L’Inspection générale des finances (IGF) a clôturé, le jeudi 16 juillet, son séminaire de vulgarisation du Plan stratégique triennal 2026-2028 à l’intention des mandataires des entreprises et établissements publics, en appelant à l’instauration d’une nouvelle culture de gouvernance fondée sur la prévention, la transparence et la performance.
Au terme de deux jours d’échanges, les participants ont convergé vers une même conclusion : la modernisation de la gouvernance publique exige un contrôle systémique, préventif et orienté vers l’amélioration continue des performances des institutions publiques.
La deuxième journée des travaux a débuté par une communication de Patrick Ngulu Mbiombawhul, secrétaire exécutif de l’ANEP, consacrée au statut, au rôle et à la déontologie des mandataires publics. Son intervention a mis en avant les responsabilités juridiques, éthiques et managériales qui incombent aux dirigeants des entreprises et établissements publics.

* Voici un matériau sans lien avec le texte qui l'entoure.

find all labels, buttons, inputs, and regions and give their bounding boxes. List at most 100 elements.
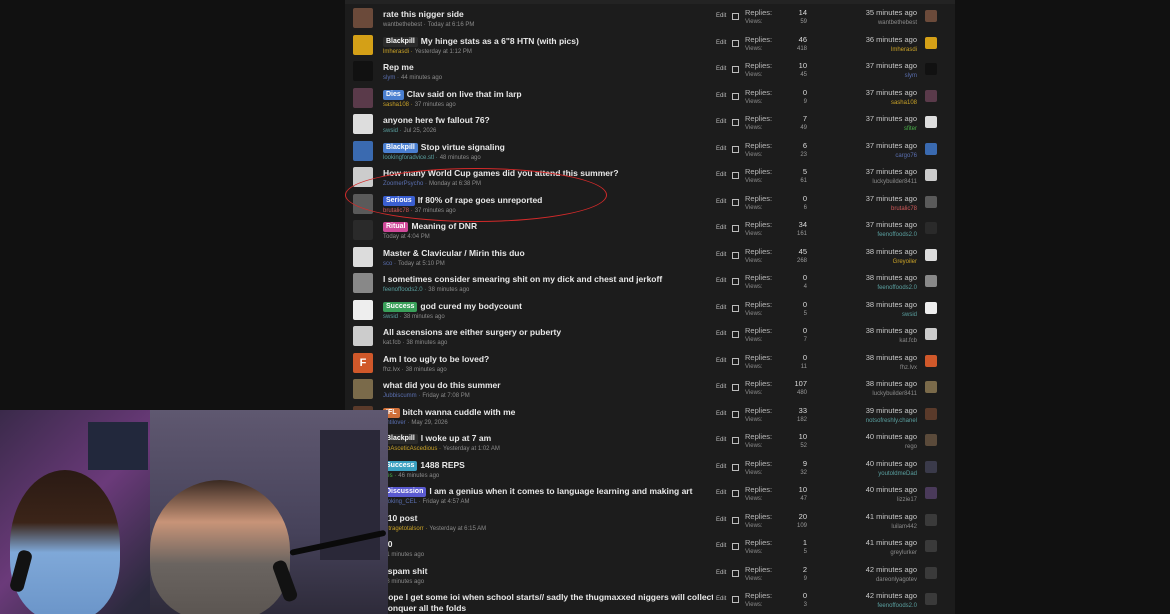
thread-author[interactable]: BoAsceticAscedious ·	[383, 446, 441, 452]
thread-author[interactable]: slym ·	[383, 75, 399, 81]
select-checkbox[interactable]	[732, 490, 739, 497]
edit-link[interactable]: Edit	[716, 543, 726, 549]
last-post-time[interactable]: 41 minutes ago	[835, 512, 917, 521]
thread-date[interactable]: Friday at 4:57 AM	[422, 499, 469, 505]
edit-link[interactable]: Edit	[716, 517, 726, 523]
thread-title-text[interactable]: I am a genius when it comes to language …	[429, 486, 692, 496]
thread-title[interactable]: rate this nigger side	[383, 8, 713, 20]
last-post-time[interactable]: 39 minutes ago	[835, 406, 917, 415]
thread-title-text[interactable]: what did you do this summer	[383, 380, 501, 390]
edit-link[interactable]: Edit	[716, 278, 726, 284]
user-avatar[interactable]	[353, 61, 373, 81]
last-post-user[interactable]: dareonlyagotev	[835, 577, 917, 583]
thread-row[interactable]: Discussion I am a genius when it comes to…	[345, 485, 955, 511]
thread-prefix-badge[interactable]: Discussion	[383, 487, 427, 497]
thread-row[interactable]: Blackpill Stop virtue signaling lookingfor…	[345, 140, 955, 167]
thread-title[interactable]: 710 post	[383, 512, 713, 524]
thread-row[interactable]: I spam shit 48 minutes ago Edit Replies: 2 Vi…	[345, 564, 955, 591]
thread-date[interactable]: 38 minutes ago	[404, 314, 445, 320]
edit-link[interactable]: Edit	[716, 384, 726, 390]
last-poster-avatar[interactable]	[925, 116, 937, 128]
edit-link[interactable]: Edit	[716, 570, 726, 576]
select-checkbox[interactable]	[732, 145, 739, 153]
last-poster-avatar[interactable]	[925, 248, 937, 261]
last-post-time[interactable]: 38 minutes ago	[835, 300, 917, 309]
user-avatar[interactable]	[353, 34, 373, 55]
thread-title-text[interactable]: All ascensions are either surgery or pub…	[383, 327, 561, 337]
thread-title[interactable]: Success 1488 REPS	[383, 459, 713, 471]
thread-author[interactable]: lmherasdi ·	[383, 49, 413, 55]
thread-date[interactable]: 48 minutes ago	[440, 155, 481, 161]
thread-title-text[interactable]: Meaning of DNR	[411, 221, 477, 231]
thread-title[interactable]: All ascensions are either surgery or pub…	[383, 326, 713, 338]
select-checkbox[interactable]	[732, 569, 739, 577]
last-post-time[interactable]: 38 minutes ago	[835, 379, 917, 388]
thread-title-text[interactable]: anyone here fw fallout 76?	[383, 115, 490, 125]
thread-author[interactable]: retragetotalsorr ·	[383, 526, 427, 532]
select-checkbox[interactable]	[732, 13, 739, 20]
select-checkbox[interactable]	[732, 516, 739, 524]
thread-title-text[interactable]: My hinge stats as a 6"8 HTN (with pics)	[421, 36, 579, 46]
edit-link[interactable]: Edit	[716, 358, 726, 364]
last-post-time[interactable]: 42 minutes ago	[835, 565, 917, 574]
last-post-user[interactable]: feenoffoods2.0	[835, 603, 917, 609]
edit-link[interactable]: Edit	[716, 199, 726, 205]
last-poster-avatar[interactable]	[925, 540, 937, 552]
thread-date[interactable]: 38 minutes ago	[428, 287, 469, 293]
select-checkbox[interactable]	[732, 92, 739, 100]
thread-title[interactable]: Dies Clav said on live that im larp	[383, 88, 713, 100]
thread-title-text[interactable]: I spam shit	[383, 566, 427, 576]
last-poster-avatar[interactable]	[925, 142, 937, 155]
thread-title-text[interactable]: bitch wanna cuddle with me	[403, 407, 516, 417]
last-post-user[interactable]: rego	[835, 444, 917, 450]
thread-row[interactable]: IFL bitch wanna cuddle with me antilover ·…	[345, 405, 955, 432]
thread-row[interactable]: F Am I too ugly to be loved? fhz.lvx · 38 m…	[345, 352, 955, 379]
thread-row[interactable]: 710 post retragetotalsorr · Yesterday at 6…	[345, 511, 955, 538]
user-avatar[interactable]	[353, 8, 373, 28]
last-poster-avatar[interactable]	[925, 593, 937, 605]
last-post-user[interactable]: youtoldmeDad	[835, 471, 917, 477]
last-post-user[interactable]: sfiter	[835, 126, 917, 132]
user-avatar[interactable]	[353, 220, 373, 240]
thread-prefix-badge[interactable]: Success	[383, 301, 418, 312]
thread-prefix-badge[interactable]: Ritual	[383, 222, 409, 232]
thread-author[interactable]: Jubbiscumm ·	[383, 393, 420, 399]
last-post-time[interactable]: 37 minutes ago	[835, 141, 917, 150]
edit-link[interactable]: Edit	[716, 93, 726, 99]
thread-row[interactable]: Master & Clavicular / Mirin this duo sco …	[345, 246, 955, 273]
last-poster-avatar[interactable]	[925, 89, 937, 102]
thread-title-text[interactable]: god cured my bodycount	[420, 301, 522, 311]
thread-date[interactable]: Today at 4:04 PM	[383, 234, 430, 240]
thread-title[interactable]: 00	[383, 538, 713, 550]
thread-title[interactable]: Success god cured my bodycount	[383, 300, 713, 312]
edit-link[interactable]: Edit	[716, 437, 726, 443]
thread-title[interactable]: I spam shit	[383, 565, 713, 577]
thread-row[interactable]: Blackpill My hinge stats as a 6"8 HTN (wi…	[345, 34, 955, 61]
last-post-user[interactable]: brutalic78	[835, 206, 917, 212]
thread-row[interactable]: anyone here fw fallout 76? swsid · Jul 25,…	[345, 114, 955, 140]
last-poster-avatar[interactable]	[925, 63, 937, 75]
last-post-user[interactable]: cargo76	[835, 153, 917, 159]
thread-date[interactable]: 44 minutes ago	[401, 75, 442, 81]
last-post-user[interactable]: luckybuilder8411	[835, 391, 917, 397]
thread-title-text[interactable]: I woke up at 7 am	[421, 433, 491, 443]
edit-link[interactable]: Edit	[716, 490, 726, 496]
select-checkbox[interactable]	[732, 596, 739, 603]
select-checkbox[interactable]	[732, 66, 739, 73]
last-post-time[interactable]: 37 minutes ago	[835, 167, 917, 176]
last-post-user[interactable]: feenoffoods2.0	[835, 285, 917, 291]
thread-title-text[interactable]: Clav said on live that im larp	[407, 89, 522, 99]
thread-title-text[interactable]: 1488 REPS	[420, 460, 464, 470]
edit-link[interactable]: Edit	[716, 464, 726, 470]
edit-link[interactable]: Edit	[716, 172, 726, 178]
last-poster-avatar[interactable]	[925, 407, 937, 420]
last-poster-avatar[interactable]	[925, 275, 937, 287]
thread-title[interactable]: Rep me	[383, 61, 713, 73]
thread-author[interactable]: swsid ·	[383, 128, 402, 134]
thread-row[interactable]: Rep me slym · 44 minutes ago Edit Replies: 10…	[345, 61, 955, 87]
last-poster-avatar[interactable]	[925, 195, 937, 208]
user-avatar[interactable]	[353, 379, 373, 399]
last-post-time[interactable]: 35 minutes ago	[835, 8, 917, 17]
last-poster-avatar[interactable]	[925, 434, 937, 446]
select-checkbox[interactable]	[732, 198, 739, 206]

Les échanges se sont poursuivis avec les interventions d’Alain Serge Lubelo, président de l’IIA RDC, sur l’importance du contrôle et de l’audit interne, puis de Jean-Marie Ntumba, président de l’ONEC, qui a souligné le rôle complémentaire du contrôle et de l’audit externe dans le renforcement de la bonne gouvernance.
La transformation numérique a également occupé une place centrale. À travers une communication sur la digitalisation et l’interopérabilité, le professeur Kodjo Ndukuma Adjay a démontré que la dématérialisation des procédures constitue un levier essentiel pour améliorer la transparence, l’efficacité et la redevabilité au sein des entreprises et établissements publics.
Les conclusions des travaux ont été présentées par le coordonnateur du secrétariat technique du séminaire, Paul Shelubale, à travers la lecture du rapport final et des principales recommandations issues des deux journées de réflexion.
La cérémonie a été marquée par la remise symbolique de brevets aux participants avant le discours de clôture de l’Inspecteur général des finances – Chef de service, Christophe Bitasimwa Bahii.
Dans son allocution, ce dernier a rappelé que le contrôle systémique promu par l’IGF ne vise pas la sanction, mais la prévention, l’accompagnement des réformes et l’amélioration continue de la gestion publique. Il a invité les mandataires à promouvoir la transparence et la redevabilité, à accélérer la digitalisation des processus de gestion et à placer durablement la culture des résultats au cœur de l’action publique.
Le Chef de service de l’IGF a également réaffirmé l’engagement de son institution à accompagner les gestionnaires publics avec professionnalisme, tout en veillant à la protection des intérêts de l’État. Évoquant les défis liés à la transition numérique, notamment en matière de sécurité des données, il a cité Mark Zuckerberg : « Le plus grand risque est de n’en prendre aucun », exhortant les responsables publics à faire de l’innovation un moteur de transformation.